Kathleen Sullivan Alioto (born June 20, 1944) is an American educator and politician who served on the Boston School Committee as a member (1974–79) and its president (1977). She played a role in the desegregation of the Boston public schools.

==Early life and education==
Sullivan Alioto is the daughter of Billy Sullivan, founder and long-time owner of the New England Patriots. She grew up outside Boston.

She graduated from Manhattanville College. She has a doctorate from Harvard Graduate School of Education.

==Boston School Committee==
Sullivan Alioto taught school for six years before being elected to the School Committee, first as a teacher of disabled children in Harlem and Bedford-Stuyvesant, then at the John Marshall School in Boston's Dorchester neighborhood, where she taught children with behavioral issues. While serving on the School Committee, Sullivan Alioto earned her doctorate at Harvard. She is credited with having been a dedicated member of the School Committee (an elected, unpaid job,) Sullivan Alioto worked full-time to improve the quality of the school.

Sullivan Alioto was regarded as the "most liberal" of the five members of the Boston School Committee when, in December 1974, it voted 3-2 to refuse to comply with the order of Federal District Judge Wendell Arthur Garrity Jr. to desegregate the Boston Public Schools. At the height of the School Committee debates over whether to comply with the Federal Court order to desegregate the Boston Public Schools, in 1974 and 1975, as described in Newsday by reporter John Treen, "the argument is between Kerrigan and Sullivan. Sullivan is the most liberal of the Committee, Kerrigan the most vocally conservative. Kerrigan accuses Sullivan of questioning an appointment... Sullivan explodes."

The University of Massachusetts, Boston, in a report as part of its Collaborative History of Segregation in Boston, described Sullivan Alioto as "an outsider" who "entered the Boston School Committee in 1974 and completely challenged the status quo, altering the committee for the better. ... By taking a look at Kathleen Sullivan’s role in the move to desegregate Boston Public Schools, we gain an often overlooked narrative because of how she did not quite fit in with her contemporaries at the time."

Sullivan Alioto was succeeded on the school committee by her sister, Jean Sullivan McKeigue.

==Later career==
She was a Democratic Party primary election candidate for the United States Senate in Massachusetts in 1978, finishing third.

Sullivan Alioto served as executive director of the Foundation of the City College of San Francisco.
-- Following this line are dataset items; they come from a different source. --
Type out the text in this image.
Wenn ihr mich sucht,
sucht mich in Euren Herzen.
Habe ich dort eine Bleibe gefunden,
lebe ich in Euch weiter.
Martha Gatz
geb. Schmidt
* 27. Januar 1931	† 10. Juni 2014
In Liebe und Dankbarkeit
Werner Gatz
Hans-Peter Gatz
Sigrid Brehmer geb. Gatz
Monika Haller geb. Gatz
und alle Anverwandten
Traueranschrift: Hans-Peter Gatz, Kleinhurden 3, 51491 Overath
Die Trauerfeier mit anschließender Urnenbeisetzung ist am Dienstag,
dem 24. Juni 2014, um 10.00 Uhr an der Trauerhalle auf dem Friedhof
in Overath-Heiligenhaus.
In 2016, Sullivan Alioto was a member of an advisory panel that recommended that the federal Department of Education sever ties with the Accrediting Council for Independent Colleges and Schools because the group was accrediting predatory and fraudulent for-profit colleges.

==Personal life==
From 1974 to 1976, Sullivan Alioto dated the then-closeted Barney Frank. In April 1976, Sullivan Alioto's father suggested that, while she was attending a convention in San Francisco, she have lunch with former San Francisco Mayor Joseph Alioto. She and Alioto married in 1978 and remained together until his death in 1998. Because Alioto was divorced, the wedding was performed by excommunicated Catholic priest and activist Joseph O'Rourke.

Sullivan Alioto has two children, Patrick Joseph Sullivan Alioto and Domenica Alioto.